Conforme o levantamento, cerca de 2.800 municípios brasileiros gastaram menos de R$ 403,37
Cerca de 2.800 municípios brasileiros gastaram menos de R$ 403,37 na saúde de cada habitante durante todo o ano de 2017. Segundo a análise do Conselho Federal de Medicina (CFM) sobre as contas da saúde, esse foi o valor médio aplicado pelos gestores municipais com recursos próprios em Ações e Serviços Públicos de Saúde (ASPS), declaradas no Sistema de Informações sobre os Orçamentos Públicos em Saúde (Siops), do Ministério da Saúde. Costa Rica, no entanto, mais do que dobrou os investimentos no setor. Outros municípios da região também estão acima da média.
Segundo os dados, apesar de o ranking ser destinado somente aos 20 que mais investiram e os 20 que menos investiram, Costa Rica merece reconhecimento, afinal, em 2017 o município investiu em torno de R$ 877,09 para cada um dos seus 20.159 habitantes conforme balanço da época. Desde 2013, o total investido vem só aumentando, partindo de R$ 704,66 para R$ 842,41 em 2014, R$ 837,31 em 2015 e R$ 885,80 em 2016. Em 2018, o valor deve ser ainda maior, conforme os inúmeros investimentos feitos pelo prefeito Waldeli dos Santos Rosa, conforme matéria divulgada pelo MS Todo Dia neste link.
Chapadão do Sul, por exemplo, investiu R$ 773,68 com cada habitante, também acima da média nacional. Alcinópolis aplicou R$ 958,19, Figueirão R$ 1.429,61 e Paraíso das Águas R$ 930,18. O levantamento mostra, por exemplo, que os municípios menores (em termos populacionais) arcam proporcionalmente com uma despesa per capita maior. Em 2017, nas cidades com menos de cinco mil habitantes, as prefeituras gastaram em média R$ 779,21 na saúde de cada cidadão – quase o dobro da média nacional identificada.

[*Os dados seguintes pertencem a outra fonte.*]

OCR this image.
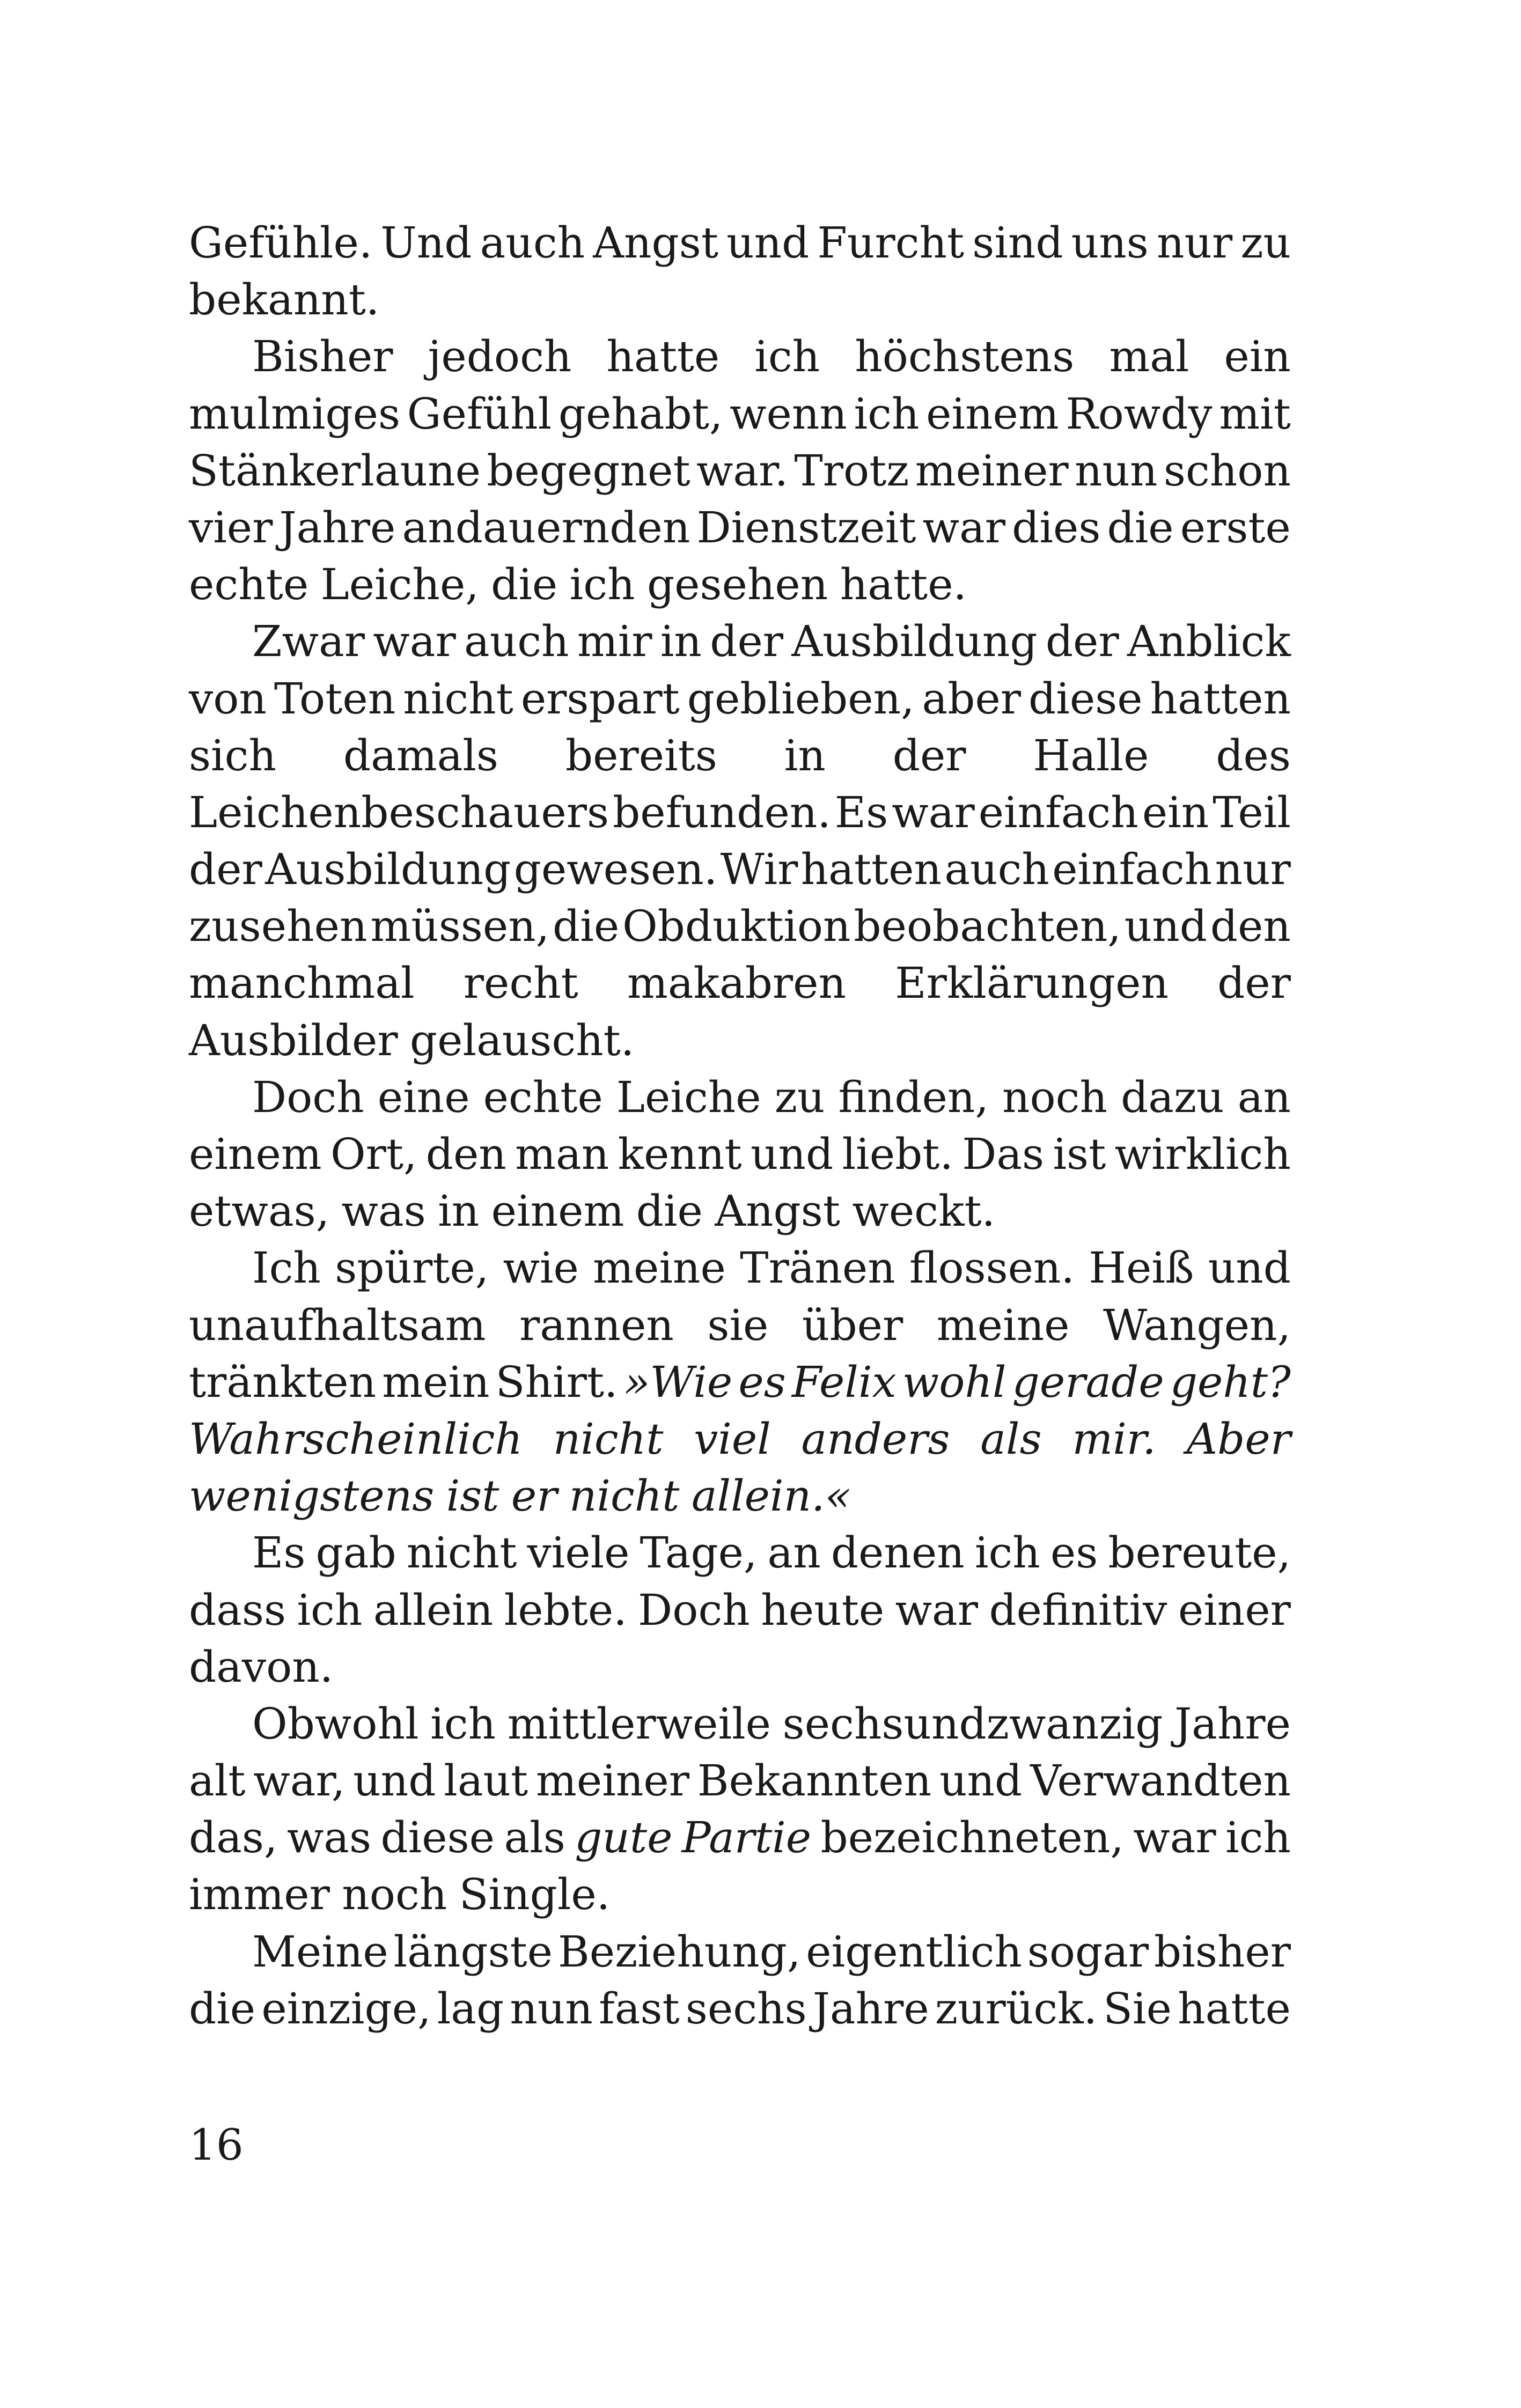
Gefühle. Und auch Angst und Furcht sind uns nur zu
bekannt.
Bisher jedoch hatte ich höchstens mal ein
mulmiges Gefühl gehabt, wenn ich einem Rowdy mit
Stänkerlaune begegnet war. Trotz meiner nun schon
vier Jahre andauernden Dienstzeit war dies die erste
echte Leiche, die ich gesehen hatte.
Zwar war auch mir in der Ausbildung der Anblick
von Toten nicht erspart geblieben, aber diese hatten
sich damals bereits in der Halle des
Leichenbeschauers befunden. Es war einfach ein Teil
der Ausbildung gewesen. Wir hatten auch einfach nur
zusehen müssen, die Obduktion beobachten, und den
manchmal recht makabren Erklärungen der
Ausbilder gelauscht.
Doch eine echte Leiche zu finden, noch dazu an
einem Ort, den man kennt und liebt. Das ist wirklich
etwas, was in einem die Angst weckt.
Ich spürte, wie meine Tränen flossen. Heiß und
unaufhaltsam rannen sie über meine Wangen,
tränkten mein Shirt. »Wie es Felix wohl gerade geht?
Wahrscheinlich nicht viel anders als mir. Aber
wenigstens ist er nicht allein.«
Es gab nicht viele Tage, an denen ich es bereute,
dass ich allein lebte. Doch heute war definitiv einer
davon.
Obwohl ich mittlerweile sechsundzwanzig Jahre
alt war, und laut meiner Bekannten und Verwandten
das, was diese als gute Partie bezeichneten, war ich
immer noch Single.
Meine längste Beziehung, eigentlich sogar bisher
die einzige, lag nun fast sechs Jahre zurück. Sie hatte
16
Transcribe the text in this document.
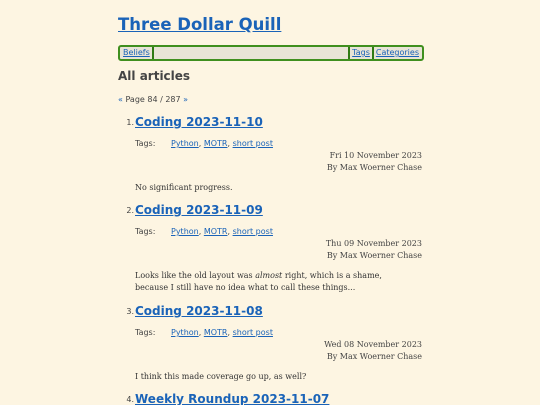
Three Dollar Quill
Beliefs	Tags Categories
All articles
« Page 84 / 287 »
1. Coding 2023-11-10
Tags: Python, MOTR, short post
Fri 10 November 2023
By Max Woerner Chase

No significant progress.

2. Coding 2023-11-09
Tags: Python, MOTR, short post
Thu 09 November 2023
By Max Woerner Chase

Looks like the old layout was almost right, which is a shame, because I still have no idea what to call these things...

3. Coding 2023-11-08
Tags: Python, MOTR, short post
Wed 08 November 2023
By Max Woerner Chase

I think this made coverage go up, as well?

4. Weekly Roundup 2023-11-07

Além disso, os municípios das regiões Sul e Sudeste foram os que apresentaram uma maior participação no financiamento do gasto público em saúde, consequência, principalmente, de sua maior capacidade de arrecadação.
Ranking nacional
Entre os mais altos valores per capita naquele ano, estão os das duas menores cidades do País. Com apenas 839 habitantes, Borá (SP) lidera o ranking municipal, tendo aplicado R$ 2.971,92 para cada um dos 812 munícipes. Em segundo lugar, aparece Serra da Saudade (MG), cujas despesas em ações e serviços de saúde alcançaram R$ 2.764,19 por pessoa.
Na outra ponta, entre os que tiveram menor desempenho na aplicação de recursos, estão três cidades de médio e grande porte, todas situadas no estado do Pará: Cametá (R$ 67,54), Bragança (R$ 71,21) e Ananindeua (R$ 76,83).
Entre as capitais, Campo Grande (MS) assume a primeira posição, com gasto um anual de R$ 686,56 por habitante. Em segundo e terceiro lugares aparecem São Paulo (SP) e Teresina (PI), onde a gestão local desembolsou, respectivamente, R$ 656,91 e R$ 590,71 por habitante em 2017.
Em desvantagem, estão situadas Macapá (AP), com R$ 156,67; Rio Branco (AC), com R$ 214,36; além de Salvador (BA) e Belém (PA), onde os valores ficaram próximos de R$ 245 por pessoa.